College of Information Engineering, Sichuan Agricultural University, Ya'an, China.
College of Information Engineering, University of Macau, Macao, China.
PLoS One. 2024 Sep 18;19(9):e0310214. doi: 10.1371/journal.pone.0310214. eCollection 2024.
Image stitching is a traditional but challenging computer vision task. The goal is to stitch together multiple images with overlapping areas into a single, natural-looking, high-resolution image without ghosts or seams. This article aims to increase the field of view of gastroenteroscopy and reduce the missed detection rate. To this end, an improved depth framework based on unsupervised panoramic image stitching of the gastrointestinal tract is proposed. In addition, preprocessing for aberration correction of monocular endoscope images is introduced, and a C2f module is added to the image reconstruction network to improve the network's ability to extract features. A comprehensive real image data set, GASE-Dataset, is proposed to establish an evaluation benchmark and training learning framework for unsupervised deep gastrointestinal image splicing. Experimental results show that the MSE, RMSE, PSNR, SSIM and RMSE_SW indicators are improved, while the splicing time remains within an acceptable range. Compared with traditional image stitching methods, the performance of this method is enhanced. In addition, improvements are proposed to address the problems of lack of annotated data, insufficient generalization ability and insufficient comprehensive performance in image stitching schemes based on supervised learning. These improvements provide valuable aids in gastrointestinal examination.
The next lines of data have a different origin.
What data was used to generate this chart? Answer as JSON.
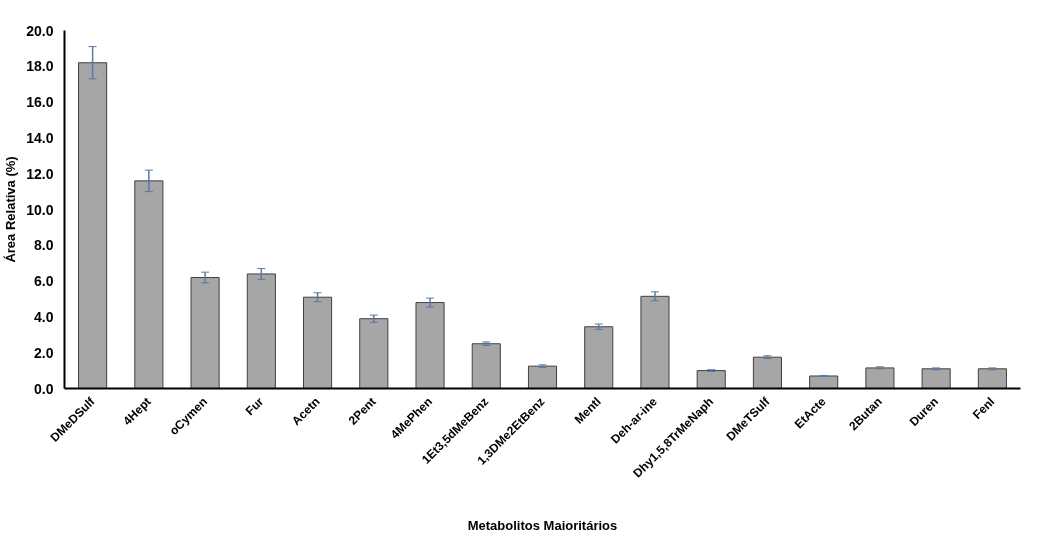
{
  "chart_data": {
    "type": "bar",
    "xlabel": "Metabolitos Maioritários",
    "ylabel": "Área Relativa (%)",
    "categories": [
      "DMeDSulf",
      "4Hept",
      "oCymen",
      "Fur",
      "Acetn",
      "2Pent",
      "4MePhen",
      "1Et3,5dMeBenz",
      "1,3DMe2EtBenz",
      "Mentl",
      "Deh-ar-ine",
      "Dhy1,5,8TrMeNaph",
      "DMeTSulf",
      "EtActe",
      "2Butan",
      "Duren",
      "Fenl"
    ],
    "values": [
      18.2,
      11.6,
      6.2,
      6.4,
      5.1,
      3.9,
      4.8,
      2.5,
      1.25,
      3.45,
      5.15,
      1.0,
      1.75,
      0.7,
      1.15,
      1.1,
      1.1
    ],
    "errors": [
      0.9,
      0.6,
      0.3,
      0.3,
      0.25,
      0.2,
      0.25,
      0.1,
      0.07,
      0.15,
      0.25,
      0.05,
      0.08,
      0.03,
      0.06,
      0.05,
      0.05
    ],
    "color": "#a6a6a6",
    "ylim": [
      0,
      20
    ],
    "yticks": [
      {
        "value": 0,
        "label": "0.0"
      },
      {
        "value": 2,
        "label": "2.0"
      },
      {
        "value": 4,
        "label": "4.0"
      },
      {
        "value": 6,
        "label": "6.0"
      },
      {
        "value": 8,
        "label": "8.0"
      },
      {
        "value": 10,
        "label": "10.0"
      },
      {
        "value": 12,
        "label": "12.0"
      },
      {
        "value": 14,
        "label": "14.0"
      },
      {
        "value": 16,
        "label": "16.0"
      },
      {
        "value": 18,
        "label": "18.0"
      },
      {
        "value": 20,
        "label": "20.0"
      }
    ],
    "grid": false
  }
}
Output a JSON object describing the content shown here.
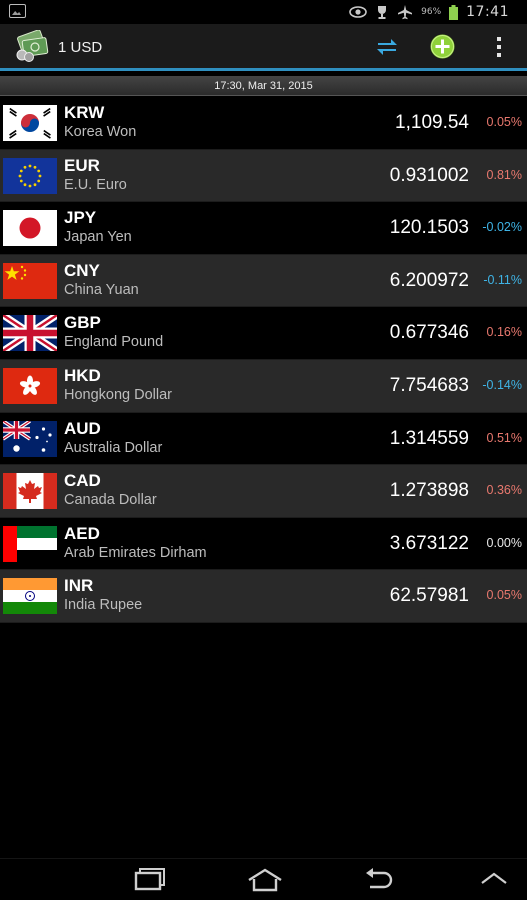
{
  "status_bar": {
    "battery_pct": "96%",
    "time": "17:41"
  },
  "header": {
    "title": "1 USD",
    "icons": [
      "money-icon",
      "swap-icon",
      "add-icon",
      "overflow-menu-icon"
    ]
  },
  "timestamp": "17:30, Mar 31, 2015",
  "rates": [
    {
      "code": "KRW",
      "name": "Korea Won",
      "rate": "1,109.54",
      "change": "0.05%",
      "trend": "up",
      "flag": "kr"
    },
    {
      "code": "EUR",
      "name": "E.U. Euro",
      "rate": "0.931002",
      "change": "0.81%",
      "trend": "up",
      "flag": "eu"
    },
    {
      "code": "JPY",
      "name": "Japan Yen",
      "rate": "120.1503",
      "change": "-0.02%",
      "trend": "down",
      "flag": "jp"
    },
    {
      "code": "CNY",
      "name": "China Yuan",
      "rate": "6.200972",
      "change": "-0.11%",
      "trend": "down",
      "flag": "cn"
    },
    {
      "code": "GBP",
      "name": "England Pound",
      "rate": "0.677346",
      "change": "0.16%",
      "trend": "up",
      "flag": "gb"
    },
    {
      "code": "HKD",
      "name": "Hongkong Dollar",
      "rate": "7.754683",
      "change": "-0.14%",
      "trend": "down",
      "flag": "hk"
    },
    {
      "code": "AUD",
      "name": "Australia Dollar",
      "rate": "1.314559",
      "change": "0.51%",
      "trend": "up",
      "flag": "au"
    },
    {
      "code": "CAD",
      "name": "Canada Dollar",
      "rate": "1.273898",
      "change": "0.36%",
      "trend": "up",
      "flag": "ca"
    },
    {
      "code": "AED",
      "name": "Arab Emirates Dirham",
      "rate": "3.673122",
      "change": "0.00%",
      "trend": "flat",
      "flag": "ae"
    },
    {
      "code": "INR",
      "name": "India Rupee",
      "rate": "62.57981",
      "change": "0.05%",
      "trend": "up",
      "flag": "in"
    }
  ],
  "colors": {
    "accent": "#2f8fbf",
    "up": "#e8786e",
    "down": "#3fb4e6",
    "row_alt": "#292929"
  },
  "nav": [
    "recent-apps-icon",
    "home-icon",
    "back-icon",
    "menu-up-icon"
  ]
}
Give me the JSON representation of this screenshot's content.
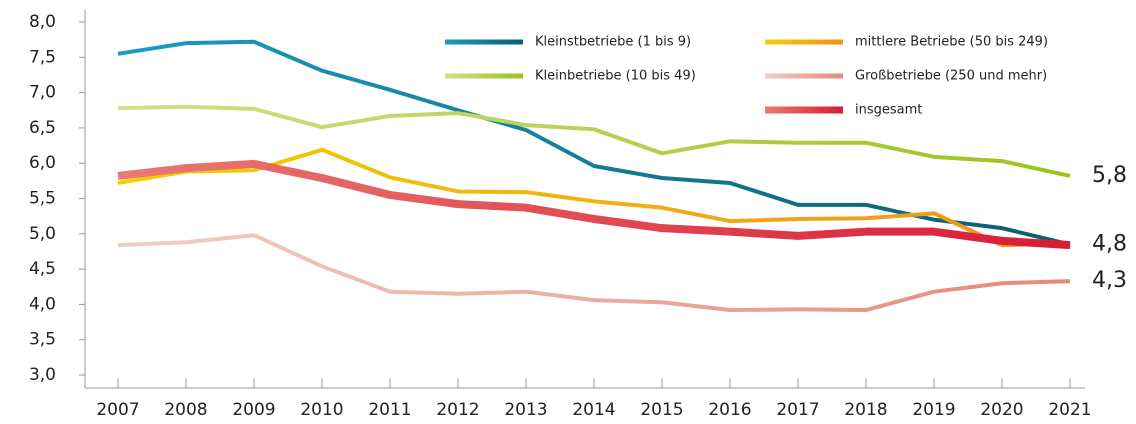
{
  "chart_data": {
    "type": "line",
    "categories": [
      "2007",
      "2008",
      "2009",
      "2010",
      "2011",
      "2012",
      "2013",
      "2014",
      "2015",
      "2016",
      "2017",
      "2018",
      "2019",
      "2020",
      "2021"
    ],
    "ylim": [
      3,
      8
    ],
    "yticks": [
      {
        "value": 3,
        "label": "3,0"
      },
      {
        "value": 3.5,
        "label": "3,5"
      },
      {
        "value": 4,
        "label": "4,0"
      },
      {
        "value": 4.5,
        "label": "4,5"
      },
      {
        "value": 5,
        "label": "5,0"
      },
      {
        "value": 5.5,
        "label": "5,5"
      },
      {
        "value": 6,
        "label": "6,0"
      },
      {
        "value": 6.5,
        "label": "6,5"
      },
      {
        "value": 7,
        "label": "7,0"
      },
      {
        "value": 7.5,
        "label": "7,5"
      },
      {
        "value": 8,
        "label": "8,0"
      }
    ],
    "series": [
      {
        "name": "Kleinstbetriebe (1 bis 9)",
        "colors": [
          "#1a9bc4",
          "#0b5e6b"
        ],
        "width": 4,
        "values": [
          7.55,
          7.7,
          7.72,
          7.31,
          7.04,
          6.75,
          6.47,
          5.96,
          5.79,
          5.72,
          5.41,
          5.41,
          5.2,
          5.08,
          4.85
        ]
      },
      {
        "name": "mittlere Betriebe (50 bis 249)",
        "colors": [
          "#f2d000",
          "#f0921e"
        ],
        "width": 4,
        "values": [
          5.72,
          5.88,
          5.9,
          6.19,
          5.8,
          5.6,
          5.59,
          5.46,
          5.37,
          5.18,
          5.21,
          5.22,
          5.29,
          4.84,
          4.86
        ]
      },
      {
        "name": "Kleinbetriebe (10 bis 49)",
        "colors": [
          "#d3e08a",
          "#9cc21a"
        ],
        "width": 4,
        "values": [
          6.78,
          6.8,
          6.77,
          6.51,
          6.67,
          6.71,
          6.54,
          6.48,
          6.14,
          6.31,
          6.29,
          6.29,
          6.09,
          6.03,
          5.82
        ]
      },
      {
        "name": "Großbetriebe (250 und mehr)",
        "colors": [
          "#f0cfc6",
          "#e5897a"
        ],
        "width": 4,
        "values": [
          4.84,
          4.88,
          4.98,
          4.54,
          4.18,
          4.15,
          4.18,
          4.06,
          4.03,
          3.92,
          3.93,
          3.92,
          4.18,
          4.3,
          4.33
        ]
      },
      {
        "name": "insgesamt",
        "colors": [
          "#e97a72",
          "#d81b35"
        ],
        "width": 8,
        "values": [
          5.82,
          5.93,
          5.99,
          5.79,
          5.55,
          5.42,
          5.37,
          5.21,
          5.08,
          5.03,
          4.97,
          5.03,
          5.03,
          4.9,
          4.84
        ]
      }
    ],
    "annotations": [
      {
        "text": "5,8",
        "series": 2
      },
      {
        "text": "4,8",
        "series": 0
      },
      {
        "text": "4,3",
        "series": 3
      }
    ]
  }
}
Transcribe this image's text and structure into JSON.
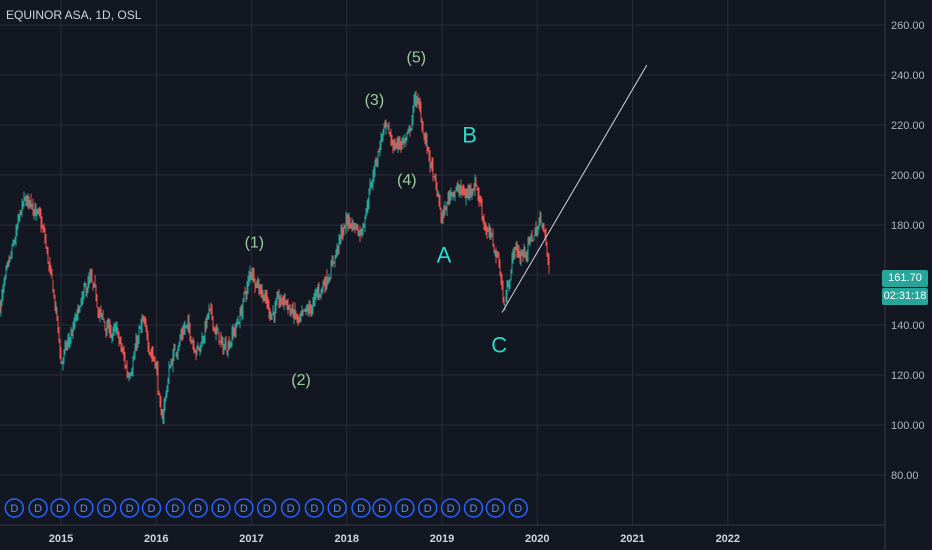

图像拼接是一项传统但具有挑战性的计算机视觉任务。其目标是将具有重叠区域的多张图像拼接成一张自然、高分辨率、无重影或拼接痕迹的图像。本文旨在增加内窥镜的视野范围,降低漏检率。为此,提出了一种基于胃肠道无监督全景图像拼接的改进深度框架。此外,还介绍了用于单目内窥镜图像像差校正的预处理,并在图像重建网络中添加了 C2f 模块,以提高网络提取特征的能力。提出了一个全面的真实图像数据集 GASE-Dataset,用于建立无监督深度胃肠道图像拼接的评估基准和训练学习框架。实验结果表明,MSE、RMSE、PSNR、SSIM 和 RMSE_SW 指标得到了改善,而拼接时间仍在可接受的范围内。与传统的图像拼接方法相比,该方法的性能得到了增强。此外,还提出了改进措施,以解决基于监督学习的图像拼接方案中缺乏标注数据、泛化能力不足以及综合性能不足的问题。这些改进为胃肠道检查提供了有价值的帮助。